Il respiro si condensava sul vetro. Le nuvole si richiusero. Si vedeva solo una luce proveniente da una casa poco più avanti e le ombre degli alberi sull’erba scura.
Se esisti davvero, pensò allora, dove sei? Dove sei?
E non fece nessun movimento quando vide due grandi occhi verdi che si aprivano lentamente e si fissavano su di lui.

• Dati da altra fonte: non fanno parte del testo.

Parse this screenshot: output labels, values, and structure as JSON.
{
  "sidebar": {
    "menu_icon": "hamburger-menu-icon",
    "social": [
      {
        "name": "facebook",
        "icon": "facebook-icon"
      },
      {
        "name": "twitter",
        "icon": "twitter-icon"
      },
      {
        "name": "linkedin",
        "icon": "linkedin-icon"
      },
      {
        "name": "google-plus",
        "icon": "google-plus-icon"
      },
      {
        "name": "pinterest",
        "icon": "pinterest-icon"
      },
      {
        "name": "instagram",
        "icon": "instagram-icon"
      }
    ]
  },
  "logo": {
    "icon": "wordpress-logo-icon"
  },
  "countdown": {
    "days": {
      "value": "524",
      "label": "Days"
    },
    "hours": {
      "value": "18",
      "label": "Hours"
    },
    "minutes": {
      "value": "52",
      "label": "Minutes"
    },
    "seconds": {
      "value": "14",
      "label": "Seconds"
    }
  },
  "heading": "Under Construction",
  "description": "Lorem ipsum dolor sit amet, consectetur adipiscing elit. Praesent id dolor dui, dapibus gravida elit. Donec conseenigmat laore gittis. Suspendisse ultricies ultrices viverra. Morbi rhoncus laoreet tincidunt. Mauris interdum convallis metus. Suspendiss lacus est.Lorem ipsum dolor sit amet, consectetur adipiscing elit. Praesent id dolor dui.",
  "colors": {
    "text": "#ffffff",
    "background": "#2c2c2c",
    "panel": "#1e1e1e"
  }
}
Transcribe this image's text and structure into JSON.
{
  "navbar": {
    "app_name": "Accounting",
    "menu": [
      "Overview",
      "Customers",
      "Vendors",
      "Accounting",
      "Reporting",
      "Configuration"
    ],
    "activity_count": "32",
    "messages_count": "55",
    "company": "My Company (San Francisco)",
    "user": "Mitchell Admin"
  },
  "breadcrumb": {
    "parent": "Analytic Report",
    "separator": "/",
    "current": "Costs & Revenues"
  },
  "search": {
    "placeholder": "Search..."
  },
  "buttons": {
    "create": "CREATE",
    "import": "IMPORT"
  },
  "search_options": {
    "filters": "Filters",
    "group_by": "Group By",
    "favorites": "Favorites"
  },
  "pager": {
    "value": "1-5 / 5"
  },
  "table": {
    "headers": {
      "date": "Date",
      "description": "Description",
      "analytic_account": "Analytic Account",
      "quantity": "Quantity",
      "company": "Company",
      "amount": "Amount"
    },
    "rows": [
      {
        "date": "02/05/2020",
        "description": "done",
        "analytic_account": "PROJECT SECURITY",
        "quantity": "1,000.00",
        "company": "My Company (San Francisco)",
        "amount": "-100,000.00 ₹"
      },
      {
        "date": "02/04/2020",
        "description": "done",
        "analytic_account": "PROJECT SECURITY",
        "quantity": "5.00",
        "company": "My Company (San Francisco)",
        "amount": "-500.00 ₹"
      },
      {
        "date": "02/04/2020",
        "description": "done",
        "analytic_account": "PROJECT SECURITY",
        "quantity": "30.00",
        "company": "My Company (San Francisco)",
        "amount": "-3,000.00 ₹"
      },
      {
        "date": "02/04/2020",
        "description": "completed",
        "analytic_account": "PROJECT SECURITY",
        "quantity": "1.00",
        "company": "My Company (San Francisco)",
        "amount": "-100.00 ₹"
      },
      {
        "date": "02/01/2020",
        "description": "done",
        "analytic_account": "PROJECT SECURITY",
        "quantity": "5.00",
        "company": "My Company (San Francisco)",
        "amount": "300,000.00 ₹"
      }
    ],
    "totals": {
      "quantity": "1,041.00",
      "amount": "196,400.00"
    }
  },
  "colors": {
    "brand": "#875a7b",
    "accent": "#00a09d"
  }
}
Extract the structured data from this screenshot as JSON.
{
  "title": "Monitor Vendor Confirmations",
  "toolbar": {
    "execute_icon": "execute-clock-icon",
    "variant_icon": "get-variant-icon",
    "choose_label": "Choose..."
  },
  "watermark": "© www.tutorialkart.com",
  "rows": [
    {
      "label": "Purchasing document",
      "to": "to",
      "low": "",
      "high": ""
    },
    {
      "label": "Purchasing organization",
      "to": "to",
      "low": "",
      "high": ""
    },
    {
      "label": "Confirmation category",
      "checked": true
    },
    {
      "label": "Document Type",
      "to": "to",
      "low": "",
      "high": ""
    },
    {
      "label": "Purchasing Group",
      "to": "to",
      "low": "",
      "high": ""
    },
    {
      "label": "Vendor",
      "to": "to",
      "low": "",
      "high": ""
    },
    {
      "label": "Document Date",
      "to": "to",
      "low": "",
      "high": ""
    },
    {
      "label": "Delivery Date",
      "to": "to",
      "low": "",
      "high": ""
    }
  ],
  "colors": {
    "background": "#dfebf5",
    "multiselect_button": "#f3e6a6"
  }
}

Dormì fino a mezzogiorno, senza muoversi, senza sognare, svegliandosi soltanto una volta — quando il dottor Naugle passò da casa per visitare quello che lui chiamava il suo famoso paziente. Una risata leggera e nervosa — sua madre nell’ingresso con un soprabito in mano, come se fosse sul punto di uscire per tornare al lavoro dei festeggiamenti cittadini. Don aveva la mente confusa, scollegata, e a fatica sentì la voce dell’uomo che gli raccomandava di restare un altro giorno a letto per recuperare le forze più psichiche che fisiche.
Joyce si disse d’accordo e Donald non stette a discutere — non gli piaceva la debolezza che si era impossessata dei suoi muscoli, non gli piaceva l’idea di quello che sarebbe successo a scuola se si fosse fatto vedere barcollante e in cerca di aiuto per andarsene prima della fine delle lezioni.
Non gli piaceva pensare a quello che sarebbe successo se avesse inavvertitamente menzionato il cavallo.
Allora dormì, e questa volta i sogni arrivarono.
Sognò la stanza, le cui pareti si allargavano lentamente finché il suo letto si ritrovava nel mezzo di una caverna di pietra scura piena di gallerie; in una di queste c’era un’ombra, che lo attirava, lo adescava, che chiamava il suo nome senza emettere suoni e che gli ripeteva continuamente che tutto si sarebbe sistemato, alla fine.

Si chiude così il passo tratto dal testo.